Proof firing. Guns that pass examination are taken to an enclosed firing room, where they are secured in a holding device, which is aimed into a “snail” bullet catcher, a box containing a lubricated and hardened steel spiral that can safely dissipate the momentum of a bullet. The snails used at the London Proof House are safe for bullets upwards of .50 calibre. The gun is then loaded with a proof cartridge that, depending on the type of gun, will produce 25% to 50% more than the theoretical maximum service pressure. the firing chamber is closed, and the gun is fired remotely
Proof marks. After re-inspection and gauging, guns that pass the test, and the vast majority do, are then marked with the London proof mark. Typically, this consists of the initials GP beneath a crown, although there are special marks for unusual tests and circumstances.
In addition to proofing a steady stream of guns on their own premises, the Proof Master and proof personnel also travel to manufacturers' sites to perform proof on guns which would be difficult to bring to London, for example the armaments of the Apache helicopters used by British services.
The London Proof House has several duties in addition to proof.
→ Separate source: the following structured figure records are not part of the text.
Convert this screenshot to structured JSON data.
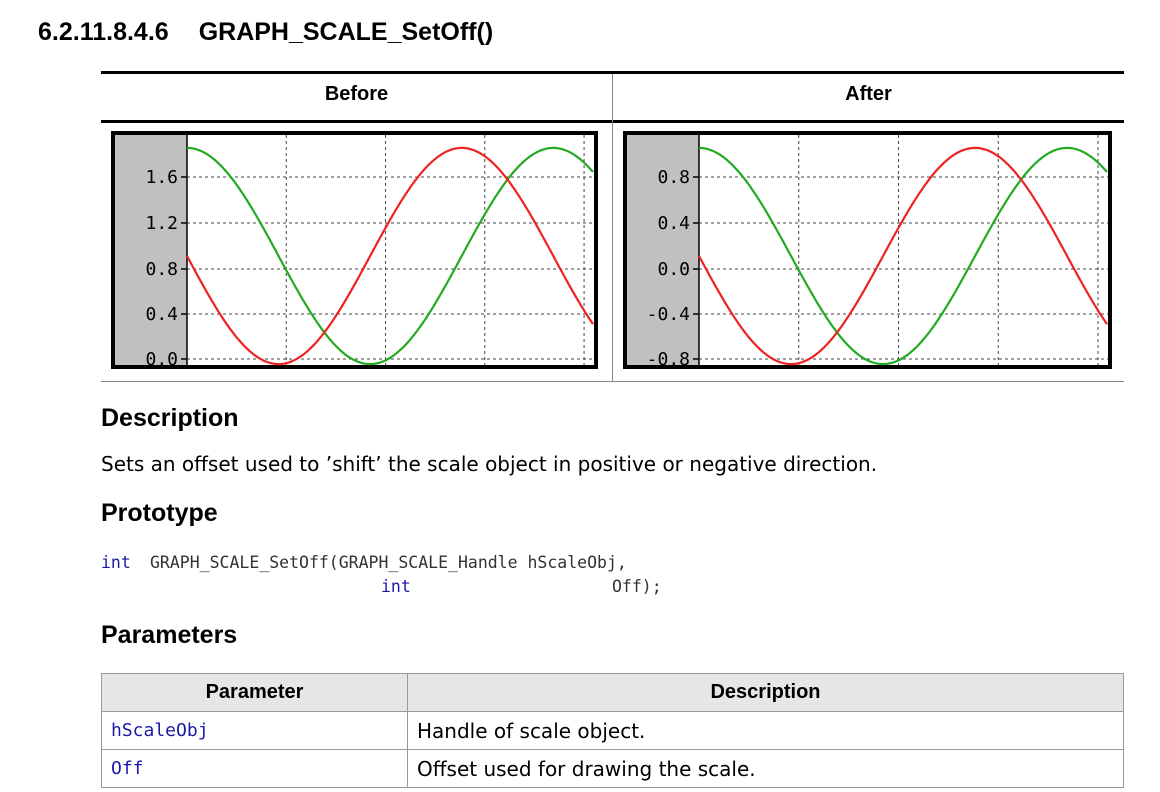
{
  "heading": {
    "number": "6.2.11.8.4.6",
    "title": "GRAPH_SCALE_SetOff()"
  },
  "compare": {
    "before_label": "Before",
    "after_label": "After"
  },
  "chart_data": [
    {
      "type": "line",
      "panel": "Before",
      "y_ticks": [
        "1.6",
        "1.2",
        "0.8",
        "0.4",
        "0.0"
      ],
      "series": [
        {
          "color": "#22aa22",
          "phase": 0
        },
        {
          "color": "#ee2222",
          "phase": 1.5708
        }
      ],
      "period_fraction": 0.9,
      "grid": true
    },
    {
      "type": "line",
      "panel": "After",
      "y_ticks": [
        "0.8",
        "0.4",
        "0.0",
        "-0.4",
        "-0.8"
      ],
      "series": [
        {
          "color": "#22aa22",
          "phase": 0
        },
        {
          "color": "#ee2222",
          "phase": 1.5708
        }
      ],
      "period_fraction": 0.9,
      "grid": true
    }
  ],
  "description": {
    "heading": "Description",
    "text": "Sets an offset used to ’shift’ the scale object in positive or negative direction."
  },
  "prototype": {
    "heading": "Prototype",
    "line1_type": "int",
    "line1_rest": "GRAPH_SCALE_SetOff(GRAPH_SCALE_Handle hScaleObj,",
    "line2_type": "int",
    "line2_arg": "Off);"
  },
  "parameters": {
    "heading": "Parameters",
    "col_param": "Parameter",
    "col_desc": "Description",
    "rows": [
      {
        "name": "hScaleObj",
        "desc": "Handle of scale object."
      },
      {
        "name": "Off",
        "desc": "Offset used for drawing the scale."
      }
    ]
  }
}
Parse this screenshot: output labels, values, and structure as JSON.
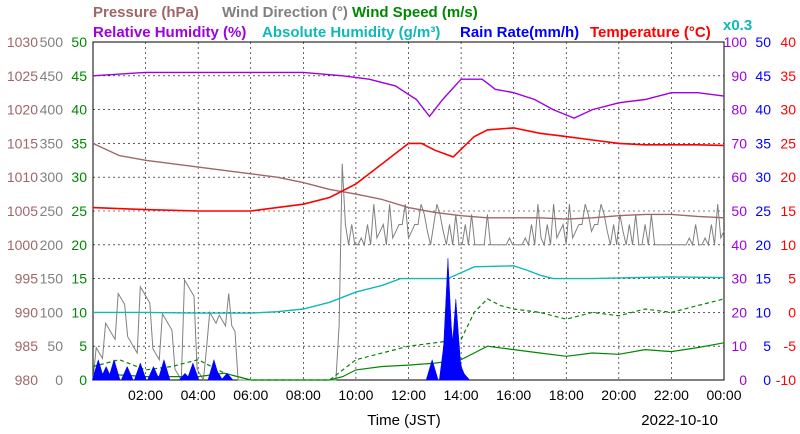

It is responsible for inspecting and marking firearms that have been de-activated – that is, altered in such a way as to render them permanently incapable of firing and thus completely safe for collectors The Proof House and the Proof Master consult with the government on firearms regulation. The Proof Master and colleagues also work with the CIP to set international standards for proof, and they investigate serious failures of guns to try to improve gun safety.
By far the most common gun failure involves confusion between different sizes of shotgun shells. If inserted into a 12-gauge gun, a 20-gauge cartridge will lodge against the narrowing of the barrel at chamber forcing cone. It will be invisible there, and it will leave enough room to insert a 12-gauge cartridge on top of it. If the 12-gauge cartridge is then fired, the gun will likely blow out the side of the barrel just above the forcing cone – which is dangerously near the fore-end, where the gun is held. Due to the number of such accidents, the Proof House has become involved in a campaign to urge shooters to be particularly careful about cartridge hygiene, keeping the various sizes absolutely separate.
Running of the Proof House is overseen by the Proof House Committee, which is appointed by the Court of the Gunmakers’ Company. The Proof Master, who is appointed by the Proof House Committee, is responsible for the running and operations of the Proof House. The present Proof Master is Richard Mabbitt.